An artist’s impression of Ubirajara jubatus, a new species of dinosaur found to sport strange spikes most likely used for mating displays
Paleontologists have discovered a new species of dinosaur that’s a real show-off. Ubirajara jubatus is a small creature found with strange spikes sticking out of its shoulders, which scientists speculate were used as ornaments like a peacock’s tail.
At a glance, Ubirajara’s body shape looks pretty familiar. It’s a chicken-sized dinosaur in the compsognathid family – you might remember some of its relatives as those little blighters running underfoot and occasionally swarming people in the Jurassic Park/World movies.
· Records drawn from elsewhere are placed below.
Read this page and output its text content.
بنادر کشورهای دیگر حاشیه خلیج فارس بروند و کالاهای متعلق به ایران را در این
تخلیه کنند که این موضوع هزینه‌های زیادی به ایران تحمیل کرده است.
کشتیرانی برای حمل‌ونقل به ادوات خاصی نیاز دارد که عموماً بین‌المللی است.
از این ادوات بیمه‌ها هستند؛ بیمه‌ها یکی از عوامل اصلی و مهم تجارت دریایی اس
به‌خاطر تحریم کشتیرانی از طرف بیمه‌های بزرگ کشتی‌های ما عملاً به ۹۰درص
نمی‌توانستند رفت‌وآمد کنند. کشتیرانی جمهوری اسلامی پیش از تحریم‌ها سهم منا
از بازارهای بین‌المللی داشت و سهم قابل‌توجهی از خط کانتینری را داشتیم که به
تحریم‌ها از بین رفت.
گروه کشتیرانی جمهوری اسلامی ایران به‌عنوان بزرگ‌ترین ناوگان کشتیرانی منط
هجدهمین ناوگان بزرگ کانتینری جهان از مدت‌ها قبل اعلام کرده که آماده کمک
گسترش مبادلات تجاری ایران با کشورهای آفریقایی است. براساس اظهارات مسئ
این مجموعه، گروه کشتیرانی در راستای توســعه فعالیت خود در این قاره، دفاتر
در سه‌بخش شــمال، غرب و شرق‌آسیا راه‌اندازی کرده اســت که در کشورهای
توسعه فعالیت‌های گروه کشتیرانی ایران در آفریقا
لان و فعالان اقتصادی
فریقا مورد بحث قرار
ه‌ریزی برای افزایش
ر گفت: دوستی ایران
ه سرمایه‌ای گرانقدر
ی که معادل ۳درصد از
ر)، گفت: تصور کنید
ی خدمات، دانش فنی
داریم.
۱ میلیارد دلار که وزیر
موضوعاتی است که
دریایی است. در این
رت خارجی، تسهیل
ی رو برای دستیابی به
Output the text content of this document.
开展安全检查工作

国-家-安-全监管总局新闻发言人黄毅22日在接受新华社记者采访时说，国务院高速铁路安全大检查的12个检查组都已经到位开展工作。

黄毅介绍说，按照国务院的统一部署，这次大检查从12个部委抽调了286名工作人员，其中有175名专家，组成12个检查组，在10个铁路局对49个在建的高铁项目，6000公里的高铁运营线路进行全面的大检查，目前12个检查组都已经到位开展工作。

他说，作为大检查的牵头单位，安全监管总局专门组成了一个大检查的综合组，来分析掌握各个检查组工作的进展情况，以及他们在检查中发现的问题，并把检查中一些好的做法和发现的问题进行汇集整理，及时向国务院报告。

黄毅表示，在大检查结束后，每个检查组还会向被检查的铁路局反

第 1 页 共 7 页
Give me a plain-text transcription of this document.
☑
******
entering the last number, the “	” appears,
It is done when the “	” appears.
Rather than the green scaly skin of its Hollywood counterparts, Ubirajara had a long, thick mane running down its back, and furry filaments covering its arms. The researchers believe that the animal could make its mane stand on end at will, the way a dog can raise its hackles when it feels threatened. In calmer times, it could lay the mane flat against its skin, to keep it out of the way while darting around the underbrush.
But the mane isn’t its most fascinating feature – that honor belongs to the weird structures poking out of its sides. They were long, flat, stiff ribbons with a small ridge down the middle. They’re not quite feathers, but they were made of keratin, the substance that makes up bird’s feathers and beaks and our own hair. Their positioning on the shoulders means they could probably also be raised and lowered as needed.
And most importantly, the team says that nothing like them has ever been found in the fossil record before.
Dating back about 110 million years, Ubirajara is one of the oldest examples of this kind of ornamentation in dinosaurs. The insight was gleaned thanks to the immaculate fossil, which managed to preserve not only bone, but soft tissue like skin and these keratin structures.